Some predict it will simply mean a change of ruler, but the brutality of the Japanese invaders quickly becomes apparent. Men are rounded up and shot. People who don't bow low enough to the soldiers are beaten, or worse. Most significantly for Wang Di, young women either rush to get married or else start dressing like boys in trousers and oversized shirts, cutting off their ponytails and binding their chests "to hide their curves".
The suddenly urgent need to see their daughter married off comes too late. One day, Wang Di is taken away by soldiers. At a black and white house miles from home, she is renamed Fujiko and forced to work as a so-called "comfort woman" for Japanese troops. The first time it happens, she feels "hollow and strangely weightless, as if I didn't exist". Then the next soldier comes in, and it happens again. Soon she stops counting. The soldiers become "one faceless, nameless beast - all body and inhuman noise".
That, she learns, is what they do with new girls, lining up to "break her in like a new pair of shoes". Wang Di has never been away from her family, even for a night, and clings on to the longing for release. After a month, she stops hoping. She has to serve up to 30 men a day, and more on weekends and festival days, and learns to smile at them to avoid "the threat of a fist or a boot... To keep alive, I made no noise, did nothing and tried not to exist".

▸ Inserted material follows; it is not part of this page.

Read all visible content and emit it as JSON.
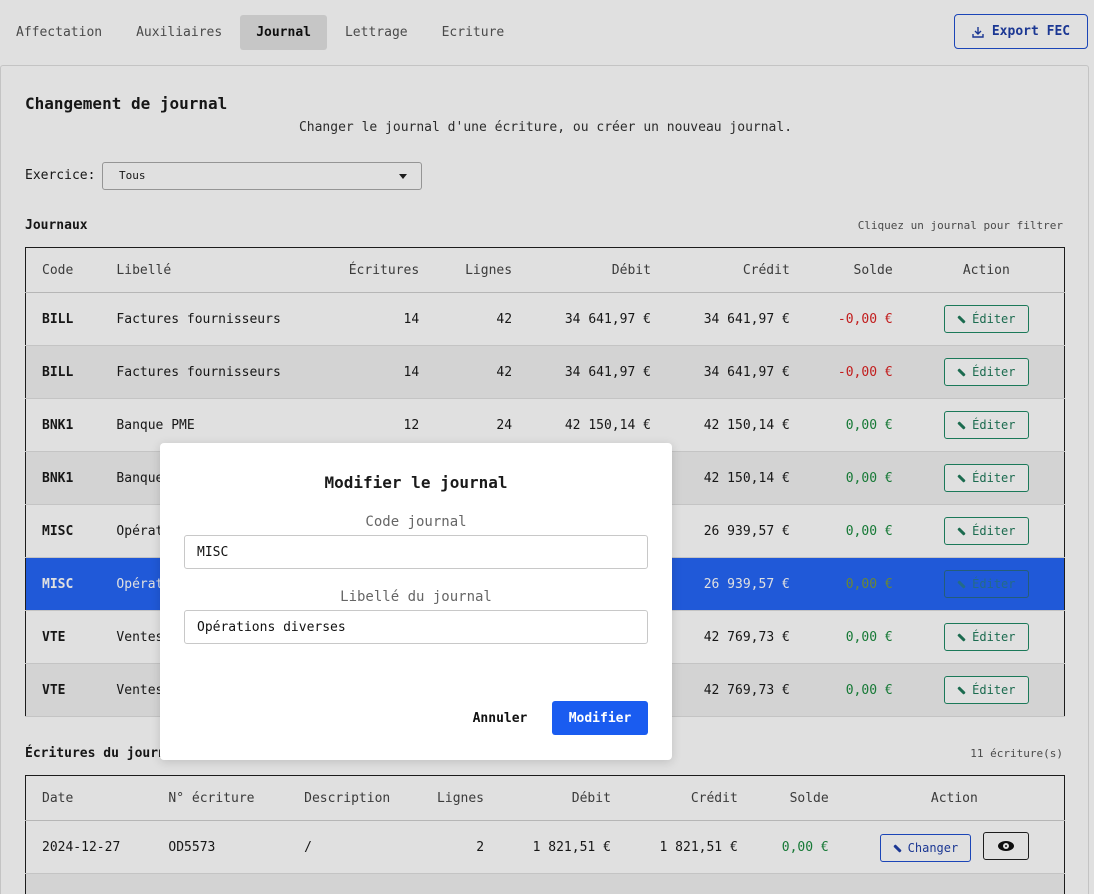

Interwoven with the harrowing account of the young woman's three years of sexual servitude are two further strands of story. In the year 2000, Wang Di, now an old woman, faces widowhood after the death of a husband she calls the Old One, who carried his own traumatic memories of the war. Meanwhile, a young boy called Kevin is the only witness to a death bed confession from his grandmother that she took a child, his father, from its parents during the war, and he begins to dig back into the past to discover the truth.
As in all novels with a split narrative, the three storylines are inevitably uneven. Kevin's quest to get to the bottom of his family history is engaging, and the vignettes from Wang Di's old age are touching; but it is the young woman's wartime experience which gives How We Disappeared its raw power.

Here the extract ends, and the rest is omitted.